For starters, almost everything I was learning from Jean was at odds with what I – and our entire modern society – had been taught to believe about “good” posture. I wanted to help the people in my yoga classes to experience the same relief I had. Instead, my once-full classes were shrinking drastically.
The new instructions I was giving, such as releasing the chest down, rather than “holding it up” with tension, were just too much of a departure from what our culture-wide beliefs about posture required.
Note: Yoga is chock-full of wonderful benefits for almost anyone – especially when it is practiced in conformance with the foundational principles of the human body’s natural design.
By then I had discovered that many women my age were making their way through the transition from mid-life to more mature aging while navigating the choppy waters of such events as menopause, divorce, and children leaving home. We were presented with a “SHEro’s journey.”
I was at a loss to know how to make my way through all the upheaval I was experiencing – the grief I felt to have my last child leaving home, my search for how to be a woman alone in the world, and the fear I was facing that I would not be able to keep my business alive and thriving as I struggled to know how to successfully teach this “new” way of inhabiting a human body.
The irony, of course, was that this wasn’t new; it was as old as the hills. After all, babies and toddlers throughout the world have always discovered, entirely on their own, how to sit and then stand and walk, guided by these same rules set out by Nature – and physics.
By the time I entered my 60s, the transformation in me was dramatic. In the process of surviving what I had feared most, I had discovered that personal empowerment resided as much in my physical body as in my mind.
I found that as long as I could sense myself anchored within my abdominal core, while resting my mind on a quiet peaceful breath, I could handle almost anything. This fueled a desire to want to share this information with others, which has shaped the course of my life ever since.
It’s been 24 years since I was first introduced to the concepts of natural alignment. I’m 73 years old now and beyond grateful that the physical pain of earlier years gave me the opportunity to discover passion and purpose that would serve as a beacon to guide me forward.

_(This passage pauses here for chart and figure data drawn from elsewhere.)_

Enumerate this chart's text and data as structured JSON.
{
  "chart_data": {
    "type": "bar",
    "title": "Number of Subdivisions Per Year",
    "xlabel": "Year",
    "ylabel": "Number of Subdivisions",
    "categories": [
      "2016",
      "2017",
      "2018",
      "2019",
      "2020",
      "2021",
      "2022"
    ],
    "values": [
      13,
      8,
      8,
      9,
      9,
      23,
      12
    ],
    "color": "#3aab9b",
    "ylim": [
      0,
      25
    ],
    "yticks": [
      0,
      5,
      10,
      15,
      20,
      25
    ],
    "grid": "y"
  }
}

This beacon has pushed me to travel solo to remote places in the world, where I was able to photograph and interview women who not only carry heavy loads on their heads with ease, but who age with elongated, supple spines, and enjoy easy flexibility and enduring strength and vitality.
Does this mean that natural alignment is a quick fix for pain problems and issues related to poor posture? No, because, of course, there is no such thing as a quick fix.
Some people may find immediate relief of a particular problem, as I did, but for enduring change to continue to unfold, one has to learn a few fundamental details, and then be willing to put them into practice with conscious, mindful intent.
I’ve made it my mission to spread my knowledge and experience to anyone who would listen. So, I’ve created a podcast.
Except for the joy we have in loving relationships with family and friends (and grandbabies!), I can think of nothing more gratifying than to have a passion for something – it can be almost anything at all, as long as it stirs genuine interest and excitement. It can be writing or painting or gardening or volunteering – fill in the blank.
Even in our 60s and beyond, it’s not too late to take stock of what makes our hearts soar and follow its flight in the direction to the discovery of who we might still want to become – despite all the hardships we may face on the way. As the saying goes, we don’t grow and evolve during the good times.
When was the last time you watched yourself gain new understanding through the more difficult periods in your past? How have you kept the fires of passion burning in your own life? Is there something that still stirs your heart, something you wish you could take on? Perhaps you still can. Let’s chat about it!